108. A Roman had regularly three names (1) the praenōmen, or personal name; (2) the nōmen, or name of the gēns or house; (3) the cōgnōmen, or family name:
Thus in Mārcus Tullius Cicerō we have—
- Mārcus, the praenōmen, like our Christian or given name.
- Tullius, the nōmen, properly an adjective denoting of the Tullian gēns (or house ) whose original head was a real or supposed Tullus.
- Cicerō, the cōgnōmen, or family name, often in origin a nickname, in this case from cicer, a vetch, or small pea.
Note— When two persons of the same family are mentioned together, the cōgnōmen is usually put in the plural: Pūblius et Servius Sullae.
a. A fourth or fifth name was sometimes given as a mark of honor or distinction, or to show adoption from another gēns.
Thus the complete name of Scipio the Younger was Pūblius Cornēlius Scīpiō Āfricānus Aemiliānus: Āfricānus, from his exploits in Africa; Aemiliānus, as adopted from the Æmilian gēns.1
Note— The Romans of the classical period had no separate name for these additions, but later grammarians invented the word āgnōmen to express them.
b. Women had commonly in classical times no personal names, but were known only by the nōmen of their gēns.
Thus, the wife of Cicero was Terentia, and his daughter Tullia. A second daughter would have been called Tullia secunda or minor, a third daughter, Tullia tertia, and so on.
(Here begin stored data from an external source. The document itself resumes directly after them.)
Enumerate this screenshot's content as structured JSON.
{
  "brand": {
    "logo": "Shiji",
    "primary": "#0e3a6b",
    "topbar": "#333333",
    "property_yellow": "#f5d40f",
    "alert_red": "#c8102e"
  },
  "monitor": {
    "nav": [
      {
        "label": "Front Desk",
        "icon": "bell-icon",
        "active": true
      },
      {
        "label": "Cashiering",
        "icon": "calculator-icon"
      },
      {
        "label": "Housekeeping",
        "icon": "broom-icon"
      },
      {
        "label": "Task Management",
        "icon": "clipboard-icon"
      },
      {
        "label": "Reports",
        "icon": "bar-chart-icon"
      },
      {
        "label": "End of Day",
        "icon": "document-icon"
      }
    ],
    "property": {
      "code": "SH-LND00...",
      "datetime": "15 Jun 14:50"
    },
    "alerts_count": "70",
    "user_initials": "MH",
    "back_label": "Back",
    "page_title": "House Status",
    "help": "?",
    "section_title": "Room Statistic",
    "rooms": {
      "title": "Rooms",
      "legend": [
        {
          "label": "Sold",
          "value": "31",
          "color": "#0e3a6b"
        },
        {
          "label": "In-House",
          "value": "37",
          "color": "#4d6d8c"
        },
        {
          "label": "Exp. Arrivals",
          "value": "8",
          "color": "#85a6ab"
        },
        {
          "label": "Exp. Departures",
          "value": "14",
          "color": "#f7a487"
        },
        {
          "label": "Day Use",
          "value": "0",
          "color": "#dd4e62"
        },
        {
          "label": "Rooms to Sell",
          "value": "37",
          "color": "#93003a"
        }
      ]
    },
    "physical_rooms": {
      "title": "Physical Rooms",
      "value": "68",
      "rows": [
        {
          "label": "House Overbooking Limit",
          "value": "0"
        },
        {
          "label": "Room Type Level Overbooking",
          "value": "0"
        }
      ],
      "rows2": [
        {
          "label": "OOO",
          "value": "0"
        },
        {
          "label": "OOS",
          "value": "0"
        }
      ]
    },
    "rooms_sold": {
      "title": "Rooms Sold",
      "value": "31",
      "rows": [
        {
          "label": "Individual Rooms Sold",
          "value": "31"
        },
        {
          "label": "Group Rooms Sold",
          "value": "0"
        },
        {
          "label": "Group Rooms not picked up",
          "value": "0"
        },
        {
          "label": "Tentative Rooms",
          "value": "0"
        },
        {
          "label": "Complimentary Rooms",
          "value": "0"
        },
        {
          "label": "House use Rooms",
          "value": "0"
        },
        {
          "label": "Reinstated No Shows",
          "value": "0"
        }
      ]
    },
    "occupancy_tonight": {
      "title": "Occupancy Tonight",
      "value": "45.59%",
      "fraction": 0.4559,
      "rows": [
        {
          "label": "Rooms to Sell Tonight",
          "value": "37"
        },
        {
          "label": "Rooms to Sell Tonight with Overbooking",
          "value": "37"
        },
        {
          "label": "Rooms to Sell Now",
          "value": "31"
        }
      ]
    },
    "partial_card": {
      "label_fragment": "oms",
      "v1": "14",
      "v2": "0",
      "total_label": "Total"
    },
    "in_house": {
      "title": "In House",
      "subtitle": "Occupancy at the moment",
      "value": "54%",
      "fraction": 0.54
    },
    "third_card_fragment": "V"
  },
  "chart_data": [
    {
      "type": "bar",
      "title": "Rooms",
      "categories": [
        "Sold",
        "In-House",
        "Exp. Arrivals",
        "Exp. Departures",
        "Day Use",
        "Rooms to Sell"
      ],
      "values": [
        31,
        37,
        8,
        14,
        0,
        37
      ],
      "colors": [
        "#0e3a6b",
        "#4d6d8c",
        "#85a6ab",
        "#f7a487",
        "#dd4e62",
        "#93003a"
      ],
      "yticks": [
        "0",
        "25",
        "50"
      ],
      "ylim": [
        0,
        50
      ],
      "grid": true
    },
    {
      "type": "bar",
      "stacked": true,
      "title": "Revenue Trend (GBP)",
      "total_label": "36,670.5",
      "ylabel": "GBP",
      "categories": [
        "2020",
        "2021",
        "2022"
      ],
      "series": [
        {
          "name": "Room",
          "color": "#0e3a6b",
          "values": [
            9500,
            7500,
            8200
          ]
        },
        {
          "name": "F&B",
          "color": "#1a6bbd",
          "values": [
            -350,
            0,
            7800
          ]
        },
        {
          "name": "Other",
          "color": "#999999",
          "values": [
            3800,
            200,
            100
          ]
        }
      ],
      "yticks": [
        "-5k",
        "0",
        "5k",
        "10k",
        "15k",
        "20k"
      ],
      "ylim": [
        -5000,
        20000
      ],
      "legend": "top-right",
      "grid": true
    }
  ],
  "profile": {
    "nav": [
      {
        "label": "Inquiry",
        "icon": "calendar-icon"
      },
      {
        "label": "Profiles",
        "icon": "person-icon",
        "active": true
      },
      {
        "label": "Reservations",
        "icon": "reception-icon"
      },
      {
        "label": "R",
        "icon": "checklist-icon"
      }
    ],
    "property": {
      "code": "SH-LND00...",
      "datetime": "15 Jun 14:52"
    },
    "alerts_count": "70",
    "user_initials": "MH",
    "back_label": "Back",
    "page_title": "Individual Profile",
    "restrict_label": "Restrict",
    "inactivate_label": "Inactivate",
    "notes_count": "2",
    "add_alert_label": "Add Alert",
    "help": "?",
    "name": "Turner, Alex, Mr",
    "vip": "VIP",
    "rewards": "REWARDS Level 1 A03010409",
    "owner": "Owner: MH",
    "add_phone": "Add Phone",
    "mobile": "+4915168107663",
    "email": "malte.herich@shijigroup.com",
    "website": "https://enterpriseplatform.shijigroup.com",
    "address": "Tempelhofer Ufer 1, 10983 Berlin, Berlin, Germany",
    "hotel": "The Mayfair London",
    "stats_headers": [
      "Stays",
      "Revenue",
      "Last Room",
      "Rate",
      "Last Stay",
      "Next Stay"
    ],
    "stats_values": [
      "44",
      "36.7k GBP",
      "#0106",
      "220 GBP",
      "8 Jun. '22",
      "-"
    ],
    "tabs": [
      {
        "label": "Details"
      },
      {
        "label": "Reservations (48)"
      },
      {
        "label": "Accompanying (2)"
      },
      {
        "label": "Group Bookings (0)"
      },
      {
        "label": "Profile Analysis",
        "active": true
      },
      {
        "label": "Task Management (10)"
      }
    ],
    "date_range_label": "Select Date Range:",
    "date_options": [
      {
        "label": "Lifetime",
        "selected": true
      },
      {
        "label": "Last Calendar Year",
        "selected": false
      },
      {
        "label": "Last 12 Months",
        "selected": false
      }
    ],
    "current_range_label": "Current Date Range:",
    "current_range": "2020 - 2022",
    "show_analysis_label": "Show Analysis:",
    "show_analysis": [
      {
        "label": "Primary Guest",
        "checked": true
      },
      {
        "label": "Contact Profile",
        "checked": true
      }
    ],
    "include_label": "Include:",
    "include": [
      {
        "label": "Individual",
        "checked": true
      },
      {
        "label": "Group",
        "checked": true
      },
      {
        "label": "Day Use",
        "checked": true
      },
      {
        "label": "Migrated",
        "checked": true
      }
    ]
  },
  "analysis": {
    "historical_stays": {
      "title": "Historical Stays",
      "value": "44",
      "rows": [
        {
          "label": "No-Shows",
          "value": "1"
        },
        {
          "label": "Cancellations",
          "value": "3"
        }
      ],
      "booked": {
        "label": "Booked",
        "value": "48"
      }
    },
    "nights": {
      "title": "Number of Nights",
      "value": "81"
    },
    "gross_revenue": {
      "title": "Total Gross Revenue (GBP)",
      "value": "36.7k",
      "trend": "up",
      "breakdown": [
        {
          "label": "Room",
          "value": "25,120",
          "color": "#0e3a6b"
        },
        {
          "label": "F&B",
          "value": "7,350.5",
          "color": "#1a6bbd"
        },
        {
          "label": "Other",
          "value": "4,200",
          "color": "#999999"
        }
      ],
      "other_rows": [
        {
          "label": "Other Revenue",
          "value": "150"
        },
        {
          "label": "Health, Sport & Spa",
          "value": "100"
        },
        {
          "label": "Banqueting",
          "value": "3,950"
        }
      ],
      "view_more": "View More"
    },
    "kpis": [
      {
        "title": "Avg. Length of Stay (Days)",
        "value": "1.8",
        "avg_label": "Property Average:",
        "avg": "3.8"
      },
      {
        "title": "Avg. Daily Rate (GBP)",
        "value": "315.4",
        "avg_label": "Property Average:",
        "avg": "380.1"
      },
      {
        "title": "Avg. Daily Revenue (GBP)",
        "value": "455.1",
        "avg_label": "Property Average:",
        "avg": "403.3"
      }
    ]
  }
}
c. The commonest prænomens are thus abbreviated:
|A.— Aulus||L.— Lūcius||Q.— Quīntus|
|App. (Ap.)— Appius||M.— Mārcus||Ser.— Servius|
|C. (G.)— Gāius (Caius)
[cf. § 1.a]
|M'.— Mānius||Sex. (S.)— Sextus|
|Cn. (Gn.)— Gnaeus (Cneius)||Mām.— Māmercus||Sp.— Spurius|
|D.— Decimus||N. (Num.)— Numerius||T.— Titus|
|K.— Kaesō (Caeso)||P.— Pūblius||Ti. (Tib.)— Tiberius|
Note— In the abbreviations C. and Cn., the initial character has the value of G (§ 1.a).